Comment:  Once dismissed by the Los Angeles Times as “the overrated Landon Donovan” following the first of his two attempts to make an impact in Europe with Bayer Leverkusen, later criticized for disappearing in this match and that, the USA’s all-time scoring leader in 2010 cemented his status as not only the face of the sport in this country but a face that some average Americans actually recognize.

This country’s first notable soccer player was, probably, Archie Stark, a Scottish-born center forward who dominated the original American Soccer League in the 1920s and was dubbed “The Babe Ruth of Soccer” by a young newspaper columnist named Ed Sullivan.   From the early ’30s, oldtimers fondly recall a ball artiste named Billy Gonsalves.  Fast-forward to the 1970s, when the NASL tried but failed to make league scoring leader Kyle Rote Jr. its All-American Boy, and the 1980s, when it succeeded, somewhat, in planting that title on New York Cosmos midfielder Rick Davis.   Since then, the country has produced several outstanding players, like Hugo Perez, Tab Ramos and Claudio Reyna, as well as personalities like bohemian gladfly defender Alexi Lalas, the fiery goal-scorer Wynalda and teen-idol Cobi Jones. 

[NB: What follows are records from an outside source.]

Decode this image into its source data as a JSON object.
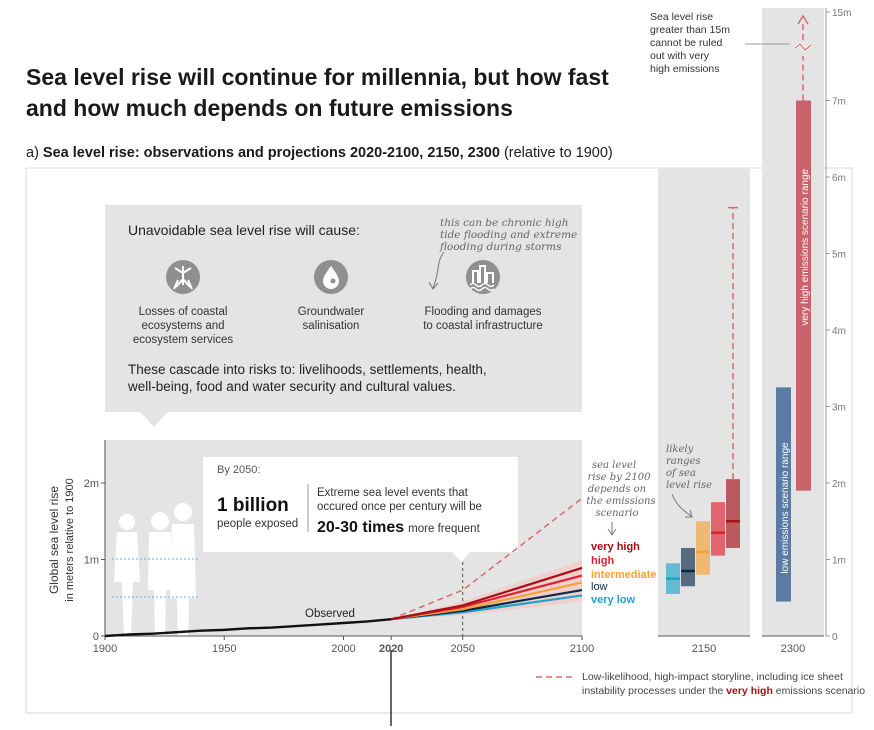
{
  "title": "Sea level rise will continue for millennia, but how fast and how much depends on future emissions",
  "subtitle": {
    "prefix": "a) ",
    "bold": "Sea level rise: observations and projections 2020-2100, 2150, 2300",
    "suffix": " (relative to 1900)"
  },
  "callout": {
    "heading": "Unavoidable sea level rise will cause:",
    "items": [
      {
        "icon": "mangrove-icon",
        "label_lines": [
          "Losses of coastal",
          "ecosystems and",
          "ecosystem services"
        ]
      },
      {
        "icon": "water-drop-icon",
        "label_lines": [
          "Groundwater",
          "salinisation"
        ]
      },
      {
        "icon": "flooded-buildings-icon",
        "label_lines": [
          "Flooding and damages",
          "to coastal infrastructure"
        ]
      }
    ],
    "handnote_lines": [
      "this can be chronic high",
      "tide flooding and extreme",
      "flooding during storms"
    ],
    "cascade_lines": [
      "These cascade into risks to: livelihoods, settlements, health,",
      "well-being, food and water security and cultural values."
    ]
  },
  "by2050": {
    "heading": "By 2050:",
    "big_number": "1 billion",
    "big_number_label": "people exposed",
    "events_lines": [
      "Extreme sea level events that",
      "occured once per century will be"
    ],
    "frequency": "20-30 times",
    "frequency_suffix": "more frequent"
  },
  "annotations": {
    "by2100_lines": [
      "sea level",
      "rise by 2100",
      "depends on",
      "the emissions",
      "scenario"
    ],
    "likely_lines": [
      "likely",
      "ranges",
      "of sea",
      "level rise"
    ],
    "top_note_lines": [
      "Sea level rise",
      "greater than 15m",
      "cannot be ruled",
      "out with very",
      "high emissions"
    ],
    "observed_label": "Observed",
    "low_range_label": "low emissions scenario range",
    "very_high_range_label": "very high emissions scenario range"
  },
  "legend": {
    "line1": "Low-likelihood, high-impact storyline, including ice sheet",
    "line2_prefix": "instability processes under the ",
    "line2_bold": "very high",
    "line2_suffix": " emissions scenario"
  },
  "colors": {
    "very_high": "#a50f15",
    "high": "#e0202e",
    "intermediate": "#f4a234",
    "low": "#0b2a4a",
    "very_low": "#1fa3c9",
    "observed": "#111111",
    "panel_bg": "#e4e4e4",
    "low_range": "#5a7ba3",
    "very_high_range": "#c9636b",
    "storyline": "#d86b6b"
  },
  "chart_data": [
    {
      "type": "line",
      "x_range": [
        1900,
        2100
      ],
      "y_range": [
        0,
        2.3
      ],
      "ylabel": "Global sea level rise",
      "ylabel_sub": "in meters relative to 1900",
      "x_ticks": [
        "1900",
        "1950",
        "2000",
        "2020",
        "2050",
        "2100"
      ],
      "y_ticks": [
        "0",
        "1m",
        "2m"
      ],
      "observed": {
        "name": "Observed",
        "x": [
          1900,
          1910,
          1920,
          1930,
          1940,
          1950,
          1960,
          1970,
          1980,
          1990,
          2000,
          2010,
          2020
        ],
        "y": [
          0.0,
          0.02,
          0.03,
          0.05,
          0.07,
          0.08,
          0.1,
          0.11,
          0.13,
          0.15,
          0.17,
          0.19,
          0.22
        ]
      },
      "series": [
        {
          "name": "very high",
          "color_key": "very_high",
          "x": [
            2020,
            2050,
            2100
          ],
          "y": [
            0.22,
            0.4,
            0.89
          ]
        },
        {
          "name": "high",
          "color_key": "high",
          "x": [
            2020,
            2050,
            2100
          ],
          "y": [
            0.22,
            0.38,
            0.79
          ]
        },
        {
          "name": "intermediate",
          "color_key": "intermediate",
          "x": [
            2020,
            2050,
            2100
          ],
          "y": [
            0.22,
            0.35,
            0.7
          ]
        },
        {
          "name": "low",
          "color_key": "low",
          "x": [
            2020,
            2050,
            2100
          ],
          "y": [
            0.22,
            0.33,
            0.6
          ]
        },
        {
          "name": "very low",
          "color_key": "very_low",
          "x": [
            2020,
            2050,
            2100
          ],
          "y": [
            0.22,
            0.31,
            0.53
          ]
        }
      ],
      "storyline": {
        "x": [
          2020,
          2050,
          2100
        ],
        "y": [
          0.22,
          0.6,
          1.8
        ]
      }
    },
    {
      "type": "bar",
      "year": "2150",
      "ranges": [
        {
          "scenario": "very low",
          "color_key": "very_low",
          "low": 0.55,
          "high": 0.95,
          "median": 0.75
        },
        {
          "scenario": "low",
          "color_key": "low",
          "low": 0.65,
          "high": 1.15,
          "median": 0.85
        },
        {
          "scenario": "intermediate",
          "color_key": "intermediate",
          "low": 0.8,
          "high": 1.5,
          "median": 1.1
        },
        {
          "scenario": "high",
          "color_key": "high",
          "low": 1.05,
          "high": 1.75,
          "median": 1.35
        },
        {
          "scenario": "very high",
          "color_key": "very_high",
          "low": 1.15,
          "high": 2.05,
          "median": 1.5
        }
      ],
      "storyline_top": 5.6
    },
    {
      "type": "bar",
      "year": "2300",
      "y_ticks": [
        "0",
        "1m",
        "2m",
        "3m",
        "4m",
        "5m",
        "6m",
        "7m",
        "15m"
      ],
      "ranges": [
        {
          "scenario": "low emissions",
          "color_key": "low_range",
          "low": 0.45,
          "high": 3.25
        },
        {
          "scenario": "very high emissions",
          "color_key": "very_high_range",
          "low": 1.9,
          "high": 7.0
        }
      ],
      "storyline_top": 15
    }
  ]
}
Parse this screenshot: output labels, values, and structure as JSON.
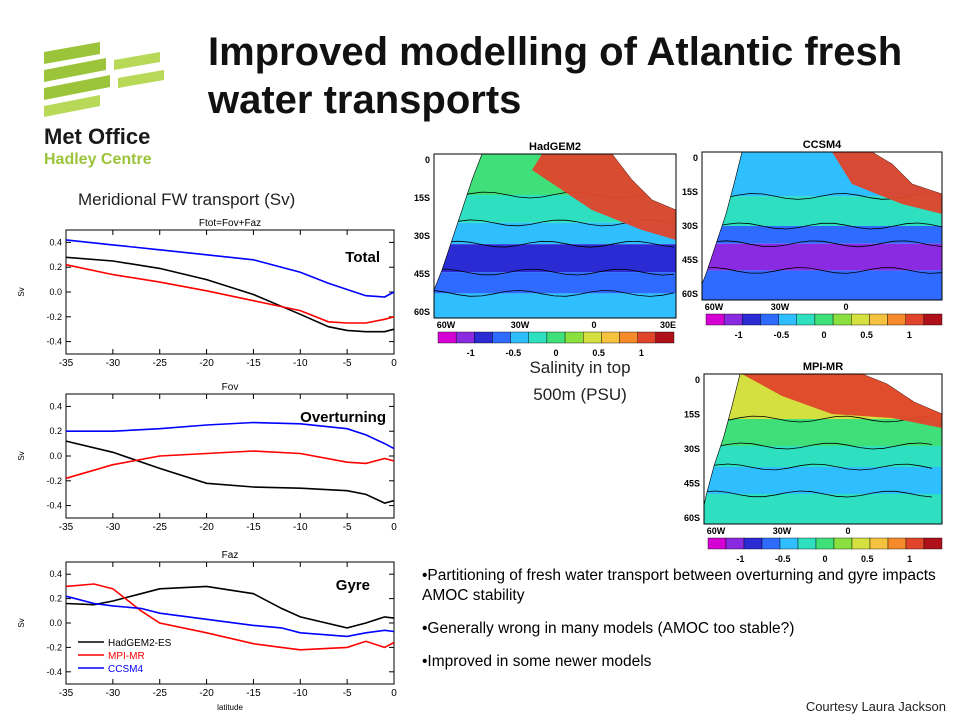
{
  "title": "Improved modelling of Atlantic fresh water transports",
  "logo": {
    "line1": "Met Office",
    "line2": "Hadley Centre",
    "colors": [
      "#9bc43a",
      "#b7d957"
    ]
  },
  "fw_caption": "Meridional FW transport (Sv)",
  "salinity_caption_1": "Salinity in top",
  "salinity_caption_2": "500m (PSU)",
  "bullets": [
    "•Partitioning of fresh water transport between overturning and gyre impacts AMOC stability",
    "•Generally wrong in many models (AMOC too stable?)",
    "•Improved in some newer models"
  ],
  "courtesy": "Courtesy Laura Jackson",
  "chart_data": [
    {
      "type": "line",
      "title": "Ftot=Fov+Faz",
      "panel_label": "Total",
      "ylabel": "Sv",
      "xlabel": "",
      "xlim": [
        -35,
        0
      ],
      "ylim": [
        -0.5,
        0.5
      ],
      "xticks": [
        -35,
        -30,
        -25,
        -20,
        -15,
        -10,
        -5,
        0
      ],
      "yticks": [
        -0.4,
        -0.2,
        0.0,
        0.2,
        0.4
      ],
      "ytick_labels": [
        "-0.4",
        "-0.2",
        "0.0",
        "0.2",
        "0.4"
      ],
      "x": [
        -35,
        -30,
        -25,
        -20,
        -15,
        -10,
        -7,
        -5,
        -3,
        -1,
        0
      ],
      "series": [
        {
          "name": "HadGEM2-ES",
          "color": "#000000",
          "values": [
            0.28,
            0.25,
            0.19,
            0.1,
            -0.02,
            -0.18,
            -0.28,
            -0.31,
            -0.32,
            -0.32,
            -0.3
          ]
        },
        {
          "name": "MPI-MR",
          "color": "#ff0000",
          "values": [
            0.22,
            0.14,
            0.08,
            0.01,
            -0.07,
            -0.15,
            -0.24,
            -0.25,
            -0.25,
            -0.22,
            -0.2
          ]
        },
        {
          "name": "CCSM4",
          "color": "#0000ff",
          "values": [
            0.42,
            0.38,
            0.34,
            0.3,
            0.26,
            0.16,
            0.07,
            0.02,
            -0.03,
            -0.04,
            0.0
          ]
        }
      ]
    },
    {
      "type": "line",
      "title": "Fov",
      "panel_label": "Overturning",
      "ylabel": "Sv",
      "xlabel": "",
      "xlim": [
        -35,
        0
      ],
      "ylim": [
        -0.5,
        0.5
      ],
      "xticks": [
        -35,
        -30,
        -25,
        -20,
        -15,
        -10,
        -5,
        0
      ],
      "yticks": [
        -0.4,
        -0.2,
        0.0,
        0.2,
        0.4
      ],
      "ytick_labels": [
        "-0.4",
        "-0.2",
        "0.0",
        "0.2",
        "0.4"
      ],
      "x": [
        -35,
        -30,
        -25,
        -20,
        -15,
        -10,
        -5,
        -3,
        -1,
        0
      ],
      "series": [
        {
          "name": "HadGEM2-ES",
          "color": "#000000",
          "values": [
            0.12,
            0.03,
            -0.1,
            -0.22,
            -0.25,
            -0.26,
            -0.28,
            -0.31,
            -0.38,
            -0.36
          ]
        },
        {
          "name": "MPI-MR",
          "color": "#ff0000",
          "values": [
            -0.18,
            -0.07,
            0.0,
            0.02,
            0.04,
            0.02,
            -0.05,
            -0.06,
            -0.02,
            -0.04
          ]
        },
        {
          "name": "CCSM4",
          "color": "#0000ff",
          "values": [
            0.2,
            0.2,
            0.22,
            0.25,
            0.27,
            0.26,
            0.22,
            0.17,
            0.1,
            0.06
          ]
        }
      ]
    },
    {
      "type": "line",
      "title": "Faz",
      "panel_label": "Gyre",
      "ylabel": "Sv",
      "xlabel": "latitude",
      "xlim": [
        -35,
        0
      ],
      "ylim": [
        -0.5,
        0.5
      ],
      "xticks": [
        -35,
        -30,
        -25,
        -20,
        -15,
        -10,
        -5,
        0
      ],
      "yticks": [
        -0.4,
        -0.2,
        0.0,
        0.2,
        0.4
      ],
      "ytick_labels": [
        "-0.4",
        "-0.2",
        "0.0",
        "0.2",
        "0.4"
      ],
      "x": [
        -35,
        -32,
        -30,
        -27,
        -25,
        -20,
        -15,
        -12,
        -10,
        -5,
        -3,
        -1,
        0
      ],
      "series": [
        {
          "name": "HadGEM2-ES",
          "color": "#000000",
          "values": [
            0.16,
            0.15,
            0.18,
            0.24,
            0.28,
            0.3,
            0.24,
            0.12,
            0.05,
            -0.04,
            0.0,
            0.05,
            0.04
          ]
        },
        {
          "name": "MPI-MR",
          "color": "#ff0000",
          "values": [
            0.3,
            0.32,
            0.28,
            0.1,
            0.0,
            -0.08,
            -0.17,
            -0.2,
            -0.22,
            -0.2,
            -0.15,
            -0.2,
            -0.16
          ]
        },
        {
          "name": "CCSM4",
          "color": "#0000ff",
          "values": [
            0.22,
            0.16,
            0.14,
            0.12,
            0.08,
            0.03,
            -0.02,
            -0.04,
            -0.08,
            -0.11,
            -0.08,
            -0.06,
            -0.07
          ]
        }
      ]
    }
  ],
  "maps": [
    {
      "title": "HadGEM2",
      "lat_labels": [
        "0",
        "15S",
        "30S",
        "45S",
        "60S"
      ],
      "lon_labels": [
        "60W",
        "30W",
        "0",
        "30E"
      ],
      "colorbar_labels": [
        "-1",
        "-0.5",
        "0",
        "0.5",
        "1"
      ]
    },
    {
      "title": "CCSM4",
      "lat_labels": [
        "0",
        "15S",
        "30S",
        "45S",
        "60S"
      ],
      "lon_labels": [
        "60W",
        "30W",
        "0"
      ],
      "colorbar_labels": [
        "-1",
        "-0.5",
        "0",
        "0.5",
        "1"
      ]
    },
    {
      "title": "MPI-MR",
      "lat_labels": [
        "0",
        "15S",
        "30S",
        "45S",
        "60S"
      ],
      "lon_labels": [
        "60W",
        "30W",
        "0"
      ],
      "colorbar_labels": [
        "-1",
        "-0.5",
        "0",
        "0.5",
        "1"
      ]
    }
  ],
  "colorbar_colors": [
    "#d400d4",
    "#8a2be2",
    "#2b2bd4",
    "#2f6bff",
    "#2fbfff",
    "#2fe0c0",
    "#3fe07a",
    "#8ae03f",
    "#d4e03f",
    "#f5c23f",
    "#f58a2b",
    "#e0442b",
    "#b0101a"
  ]
}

It has been said repeatedly that what American soccer needs is a superstar–whatever that means.  It is doubtful, however, that the general American public would appreciate the subtle skills of a Xavi, a Zidane, a Cantona, a Maldini.  An incisive pass, a simple swerve, a change of direction, an immaculate take-away:  all would be lost on a viewership peering in on soccer only occasionally.  Donovan, however, does what Americans understand, has a track record of doing so, and is comfortable before cameras and facing a horde of reporters in front of his locker. 

Donovan has asked for a respite after several months of play, so it’s unlikely that he will return to Europe any time soon and add to his credentials this winter.  As such, enjoy his reign as “That American Soccer Player.”  Certainly, no successor is on the horizon, and that puts the sport’s longterm future on the fickle U.S. pop culture front in doubt.

[Full disclosure:  One ballot went to Donovan, Bradley and Steve Cherundolo, who served the role of grown-up on the USA back line in South Africa.  At 31 and playing for the obscure Hannover 96, it’s doubtful that the smart, energenic Cherundolo will ever get the credit he deserves.]